South Korea’s President Moon Jae-in has asked the United Nations (UN) to help verify the shutdown of a North Korean nuclear power plant.

South Korea’s Yonhap news agency reported on Tuesday that Moon had made the request in a phone call with UN Secretary-General Antonio Guterres on the same day.

North Korean leader Kim Jong-un has reportedly said he would “transparently guarantee” the dismantling of the Punggye-ri nuclear test site and invite US experts as monitors.

Meanwhile, a recent poll suggests that a Friday summit between Moon and Kim has restored trust on the part of the South Korean people toward the North.

Public opinion consultancy institute Realmeter said on Monday that a survey taken on Friday showed that 64.7 percent of the respondents believed the North would denuclearize, while before the summit, only 14.7 percent of those polled believed that Pyongyang would agree to denuclearize.

Media reports said South Koreans were surprised to see Kim smiling and joking at the summit, an indication of how the media had often depicted an artificial image of the North Korean leader.

At one point during the summit, Kim humorously promised Moon not to wake him up any more with early morning missile launches.
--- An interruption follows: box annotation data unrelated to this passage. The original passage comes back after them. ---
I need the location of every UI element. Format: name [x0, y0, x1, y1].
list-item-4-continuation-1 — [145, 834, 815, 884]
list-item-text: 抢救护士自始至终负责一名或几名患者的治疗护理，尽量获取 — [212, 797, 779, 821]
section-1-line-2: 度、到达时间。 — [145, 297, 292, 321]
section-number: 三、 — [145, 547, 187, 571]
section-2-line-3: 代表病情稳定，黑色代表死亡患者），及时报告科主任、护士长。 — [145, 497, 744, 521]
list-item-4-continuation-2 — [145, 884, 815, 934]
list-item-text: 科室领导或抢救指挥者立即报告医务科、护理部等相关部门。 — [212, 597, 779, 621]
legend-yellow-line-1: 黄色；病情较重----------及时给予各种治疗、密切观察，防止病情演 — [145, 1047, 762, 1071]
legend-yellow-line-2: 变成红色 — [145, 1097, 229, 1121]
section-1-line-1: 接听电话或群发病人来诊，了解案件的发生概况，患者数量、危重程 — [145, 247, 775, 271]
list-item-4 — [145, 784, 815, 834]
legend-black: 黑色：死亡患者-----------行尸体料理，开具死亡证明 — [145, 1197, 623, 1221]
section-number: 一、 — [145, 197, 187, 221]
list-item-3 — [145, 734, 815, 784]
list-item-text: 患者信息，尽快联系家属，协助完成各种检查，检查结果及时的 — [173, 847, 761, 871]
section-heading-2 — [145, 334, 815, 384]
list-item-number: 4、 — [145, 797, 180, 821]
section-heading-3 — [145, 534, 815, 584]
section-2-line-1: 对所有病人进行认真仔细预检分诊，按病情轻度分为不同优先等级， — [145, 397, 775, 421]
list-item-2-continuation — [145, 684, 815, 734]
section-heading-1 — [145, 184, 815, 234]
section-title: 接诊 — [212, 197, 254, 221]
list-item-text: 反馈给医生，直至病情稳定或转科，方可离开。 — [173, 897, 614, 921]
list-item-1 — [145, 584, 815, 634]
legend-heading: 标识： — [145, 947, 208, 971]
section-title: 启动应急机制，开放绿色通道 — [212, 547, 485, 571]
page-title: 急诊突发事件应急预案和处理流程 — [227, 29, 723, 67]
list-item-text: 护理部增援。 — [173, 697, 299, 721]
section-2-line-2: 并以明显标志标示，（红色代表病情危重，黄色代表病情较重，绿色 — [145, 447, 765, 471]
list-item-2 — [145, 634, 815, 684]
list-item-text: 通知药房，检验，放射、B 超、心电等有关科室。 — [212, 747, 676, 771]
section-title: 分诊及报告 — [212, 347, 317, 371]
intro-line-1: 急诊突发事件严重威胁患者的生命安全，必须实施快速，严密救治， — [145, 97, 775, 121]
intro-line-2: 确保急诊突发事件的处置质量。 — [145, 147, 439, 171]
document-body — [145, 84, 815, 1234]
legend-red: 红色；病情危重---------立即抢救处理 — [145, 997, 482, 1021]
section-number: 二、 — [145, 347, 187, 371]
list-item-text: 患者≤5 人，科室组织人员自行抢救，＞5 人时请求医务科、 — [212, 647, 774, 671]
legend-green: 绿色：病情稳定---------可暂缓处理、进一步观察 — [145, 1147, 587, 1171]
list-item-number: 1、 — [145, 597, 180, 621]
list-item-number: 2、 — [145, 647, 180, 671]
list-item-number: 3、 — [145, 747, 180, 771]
According to Reuters, people in Seoul said Kim seemed markedly different from former North Korean leaders, namely his father Kim Jong-il and grandfather Kim Il-sung.

“Denuclearizing is definitely possible,” said 41-year-old Kim Jin-han. North Korea’s present leader “is very different from the previous leaders. So I think he is ready to wholly give up nuclear weapons.”

In related news, South Korea’s Ministry of Defense said on Tuesday that it observed signs that North Korea had started dismantling loudspeakers used to send public messages across the border.

Earlier, Seoul had stopped broadcasting its own propaganda messages into North Korea through giant loudspeakers.

For decades, the two Koreas had been using huge banks of speakers set up on the heavily-armed border as a form of psychological warfare.

Pyongyang and Seoul began mending fences in January, when Kim said he would be interested in talks being held between officials from the two countries. A series of overtures ensued, culminating in the Friday summit.